Sonntag, 27. Oktober 2013

Zu den Anspielungen

Fangen wir in der Überschrift an:

"Scheinbare Kunstprojekte"

Dieser Ausdruck kam mir in CHRISTCHURCH in den Sinn. 
2011 wurde diese Stadt Opfer eines der häufigsten Naturereignisse hier in NZ. Ein Erdbeben von der Stärke 6.3Mw das 185 Opfer forderte und Neuseelands zweitgrößte Stadt erheblich beschädigte. 
Wahrzeichen wie die "Christ Church Cathedral" aber auch etliche andere (Geschäfts-) Gebäude wurden stark beschädigt oder sogar komplett zerstört.
Die Stadt befindet sich zwei Jahre später noch immer im "Wiederaufbau" und ist mehr eine Touristenenttäuschung als eine Touristenattraktion. 
Auf der Suche nach dem Town Center sind wir dann auf das vermeintliche "Art Project" gestoßen.
Ein oder zweistöckige, bunte Container in denen Menschen sitzen, Kaffee trinken oder nach Kleidern suchen - Das ist die Einkaufspassage Christchurch's.
Auf der einen Seite ist es traurig mit anzusehen, mit welchen Mitteln die Menschen sich durch dieses Unglück durchkämpfen müssen. Auf der anderen Seite jedoch ist es bewundernswert, dass sie nicht aufgegeben haben und mit solchen einfachen Mitteln kämpfen und darauf warten, dass alles wieder zum Alten zurückkehrt.

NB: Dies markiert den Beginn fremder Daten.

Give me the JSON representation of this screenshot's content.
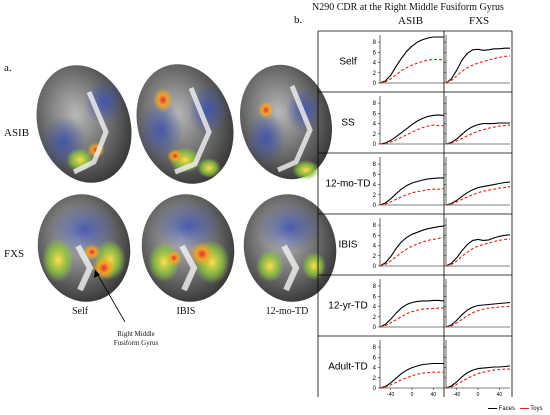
{
  "panel_a": {
    "label": "a.",
    "row_labels": [
      "ASIB",
      "FXS"
    ],
    "column_labels": [
      "Self",
      "IBIS",
      "12-mo-TD"
    ],
    "annotation": [
      "Right Middle",
      "Fusiform Gyrus"
    ]
  },
  "panel_b": {
    "label": "b.",
    "title": "N290 CDR at the Right Middle Fusiform Gyrus",
    "column_headers": [
      "ASIB",
      "FXS"
    ],
    "row_labels": [
      "Self",
      "SS",
      "12-mo-TD",
      "IBIS",
      "12-yr-TD",
      "Adult-TD"
    ],
    "legend": [
      {
        "name": "Faces",
        "color": "#000000"
      },
      {
        "name": "Toys",
        "color": "#d6291e"
      }
    ]
  },
  "chart_data": {
    "type": "line",
    "y_ticks": [
      0,
      2,
      4,
      6,
      8
    ],
    "x_ticks": [
      "-40",
      "0",
      "40"
    ],
    "ylim": [
      0,
      9
    ],
    "xlim": [
      -60,
      60
    ],
    "x": [
      -60,
      -50,
      -40,
      -30,
      -20,
      -10,
      0,
      10,
      20,
      30,
      40,
      50,
      60
    ],
    "grid": false,
    "legend_position": "bottom-right",
    "panels": [
      {
        "row": "Self",
        "group": "ASIB",
        "series": [
          {
            "name": "Faces",
            "values": [
              0,
              0.4,
              1.5,
              3.2,
              4.8,
              6.2,
              7.2,
              8.0,
              8.5,
              8.8,
              9.0,
              9.0,
              9.0
            ]
          },
          {
            "name": "Toys",
            "values": [
              0,
              0.2,
              0.8,
              1.6,
              2.4,
              3.0,
              3.5,
              3.9,
              4.2,
              4.5,
              4.6,
              4.6,
              4.5
            ]
          }
        ]
      },
      {
        "row": "Self",
        "group": "FXS",
        "series": [
          {
            "name": "Faces",
            "values": [
              0,
              0.8,
              2.5,
              4.5,
              5.8,
              6.5,
              6.6,
              6.4,
              6.5,
              6.7,
              6.7,
              6.8,
              6.8
            ]
          },
          {
            "name": "Toys",
            "values": [
              0,
              0.5,
              1.4,
              2.3,
              3.0,
              3.5,
              3.9,
              4.2,
              4.5,
              4.8,
              5.0,
              5.2,
              5.3
            ]
          }
        ]
      },
      {
        "row": "SS",
        "group": "ASIB",
        "series": [
          {
            "name": "Faces",
            "values": [
              0,
              0.2,
              0.7,
              1.4,
              2.2,
              3.0,
              3.8,
              4.5,
              5.0,
              5.4,
              5.6,
              5.7,
              5.6
            ]
          },
          {
            "name": "Toys",
            "values": [
              0,
              0.1,
              0.4,
              0.8,
              1.3,
              1.8,
              2.3,
              2.8,
              3.2,
              3.5,
              3.7,
              3.6,
              3.6
            ]
          }
        ]
      },
      {
        "row": "SS",
        "group": "FXS",
        "series": [
          {
            "name": "Faces",
            "values": [
              0,
              0.3,
              1.0,
              1.9,
              2.8,
              3.4,
              3.8,
              4.0,
              4.0,
              4.0,
              4.1,
              4.1,
              4.1
            ]
          },
          {
            "name": "Toys",
            "values": [
              0,
              0.2,
              0.6,
              1.1,
              1.6,
              2.1,
              2.5,
              2.8,
              3.1,
              3.3,
              3.5,
              3.6,
              3.7
            ]
          }
        ]
      },
      {
        "row": "12-mo-TD",
        "group": "ASIB",
        "series": [
          {
            "name": "Faces",
            "values": [
              0,
              0.4,
              1.2,
              2.2,
              3.1,
              3.8,
              4.3,
              4.6,
              4.9,
              5.1,
              5.2,
              5.3,
              5.3
            ]
          },
          {
            "name": "Toys",
            "values": [
              0,
              0.2,
              0.6,
              1.1,
              1.6,
              2.0,
              2.4,
              2.6,
              2.8,
              3.0,
              3.1,
              3.1,
              3.2
            ]
          }
        ]
      },
      {
        "row": "12-mo-TD",
        "group": "FXS",
        "series": [
          {
            "name": "Faces",
            "values": [
              0,
              0.3,
              0.9,
              1.7,
              2.4,
              3.0,
              3.4,
              3.6,
              3.8,
              4.0,
              4.2,
              4.4,
              4.5
            ]
          },
          {
            "name": "Toys",
            "values": [
              0,
              0.2,
              0.6,
              1.1,
              1.6,
              2.0,
              2.4,
              2.7,
              2.9,
              3.1,
              3.3,
              3.4,
              3.6
            ]
          }
        ]
      },
      {
        "row": "IBIS",
        "group": "ASIB",
        "series": [
          {
            "name": "Faces",
            "values": [
              0,
              0.6,
              1.8,
              3.4,
              4.7,
              5.6,
              6.2,
              6.6,
              7.0,
              7.3,
              7.5,
              7.7,
              7.8
            ]
          },
          {
            "name": "Toys",
            "values": [
              0,
              0.3,
              1.0,
              1.8,
              2.6,
              3.3,
              3.9,
              4.3,
              4.7,
              5.0,
              5.2,
              5.4,
              5.6
            ]
          }
        ]
      },
      {
        "row": "IBIS",
        "group": "FXS",
        "series": [
          {
            "name": "Faces",
            "values": [
              0,
              0.5,
              1.6,
              3.0,
              4.2,
              5.0,
              5.2,
              5.0,
              5.1,
              5.5,
              5.8,
              6.0,
              6.1
            ]
          },
          {
            "name": "Toys",
            "values": [
              0,
              0.3,
              1.0,
              1.9,
              2.7,
              3.4,
              3.9,
              4.2,
              4.5,
              4.8,
              5.0,
              5.2,
              5.3
            ]
          }
        ]
      },
      {
        "row": "12-yr-TD",
        "group": "ASIB",
        "series": [
          {
            "name": "Faces",
            "values": [
              0,
              0.5,
              1.5,
              2.7,
              3.7,
              4.4,
              4.8,
              5.0,
              5.1,
              5.1,
              5.2,
              5.2,
              5.1
            ]
          },
          {
            "name": "Toys",
            "values": [
              0,
              0.3,
              0.8,
              1.4,
              2.0,
              2.6,
              3.0,
              3.3,
              3.5,
              3.6,
              3.6,
              3.7,
              3.7
            ]
          }
        ]
      },
      {
        "row": "12-yr-TD",
        "group": "FXS",
        "series": [
          {
            "name": "Faces",
            "values": [
              0,
              0.4,
              1.3,
              2.4,
              3.3,
              3.9,
              4.2,
              4.3,
              4.4,
              4.5,
              4.6,
              4.7,
              4.8
            ]
          },
          {
            "name": "Toys",
            "values": [
              0,
              0.2,
              0.8,
              1.5,
              2.2,
              2.8,
              3.2,
              3.5,
              3.7,
              3.8,
              3.9,
              4.0,
              4.0
            ]
          }
        ]
      },
      {
        "row": "Adult-TD",
        "group": "ASIB",
        "series": [
          {
            "name": "Faces",
            "values": [
              0,
              0.3,
              1.0,
              1.9,
              2.8,
              3.5,
              4.0,
              4.3,
              4.6,
              4.7,
              4.8,
              4.8,
              4.8
            ]
          },
          {
            "name": "Toys",
            "values": [
              0,
              0.2,
              0.6,
              1.1,
              1.6,
              2.0,
              2.4,
              2.7,
              2.9,
              3.0,
              3.1,
              3.1,
              3.1
            ]
          }
        ]
      },
      {
        "row": "Adult-TD",
        "group": "FXS",
        "series": [
          {
            "name": "Faces",
            "values": [
              0,
              0.4,
              1.2,
              2.2,
              3.0,
              3.5,
              3.8,
              3.9,
              4.0,
              4.1,
              4.1,
              4.2,
              4.3
            ]
          },
          {
            "name": "Toys",
            "values": [
              0,
              0.2,
              0.7,
              1.3,
              1.9,
              2.4,
              2.8,
              3.1,
              3.3,
              3.5,
              3.6,
              3.7,
              3.7
            ]
          }
        ]
      }
    ]
  }
}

"Das Überleben der Blutsauger"

Werden wir in Deutschland allein am Abend von nervigen Moskitos malträtiert, so  ist man hier in NZ auch am Tage nicht sicher vor gieren Blutsaugern. Sandfliegen! Sobald man in der Nähe eines Sees oder Flusses ist, muss man sichergehen, dass man sich die ganze Zeit bewegt, ansonsten wird man sofort von dieser Pest umringt. Auf unserer Reise habe ich ein nettes Zitat gelesen, an das ich mich aber nicht mehr Wort für Wort erinnern kann. Aber es ging ungefähr so: "Damit die Arbeiter sich am Tage nicht ausruhen konnten, wenn sie doch arbeiten sollten, erfand man die Sandfliegen, damit die Arbeiter die ganze Zeit in Bewegung bleiben mussten. Und damit sie auch in der Nacht nicht ans Ruhen dachten, erfand man die Moskitos."
Und das beschreibt die Sache ganz gut. Man hat nie seine Ruhe und ich kann euch sagen, dass sich die Stiche der Sandfliegen recht lange halten. Nach zwei Wochen kann ich noch immer sehen, wo sie mich erwischt haben.

"Die Possum-Attacke"

Ich habe hier in NZ ein T-Shirt gesehen, das mich echt laut loslachen ließ. Auf dem Shirt hieß es: "Possums, New Zealand's little speed bumbs", was so viel heißt wie: "Opossums, Neuseelands kleine Speed Bumbs" (Ihr kennt sicherlich alle diese Hubbel auf der Straße, die einen zwingen langsam zu fahren?! Das sind Speed Bumbs).
Ja, die Neuseeländer können die Possums nicht leiden, was daran liegt, dass es sie in Massen gibt! 
Wir haben das erste vor/unter/hinter unserem Auto angetroffen - dies war eine recht kurze Begegnung, auch wenn sie sehr prägnant für das Tier war, denn schließlich haben wir das Muster unseres Reifens auf ihm hinterlassen - , das zweite stromerte an unserem Zelt rum, war aber auch recht schnell verschwunden, nur das dritte war etwas frecher.
Ich kam gerade vom Zähneputzen und wollte noch eben zu der Bank, an der wir unsere Essenskiste hatten stehenlassen, als Franky neben mir plötzlich zusammenzuckte. Nicht wegen dem, was er vor sich sah, sondern wegen mir.
Als ich um die Ecke bog besaß ein Possum doch die Frechheit in einer der beiden Kisten nah Essen zu suchen. Ich - darüber sehr überrascht - konnte mich nicht sehr zurückhalten und schrie laut auf. 
Das bockte das Possum nicht im geringsten, es saß einfach nur weiter da und schaute enttäuscht in die Kiste mit den Töpfen.
Nach ein paar kläglichen Versuchen die andere Box aufzuknabbern, verschwand das Tier wieder in den Büschen.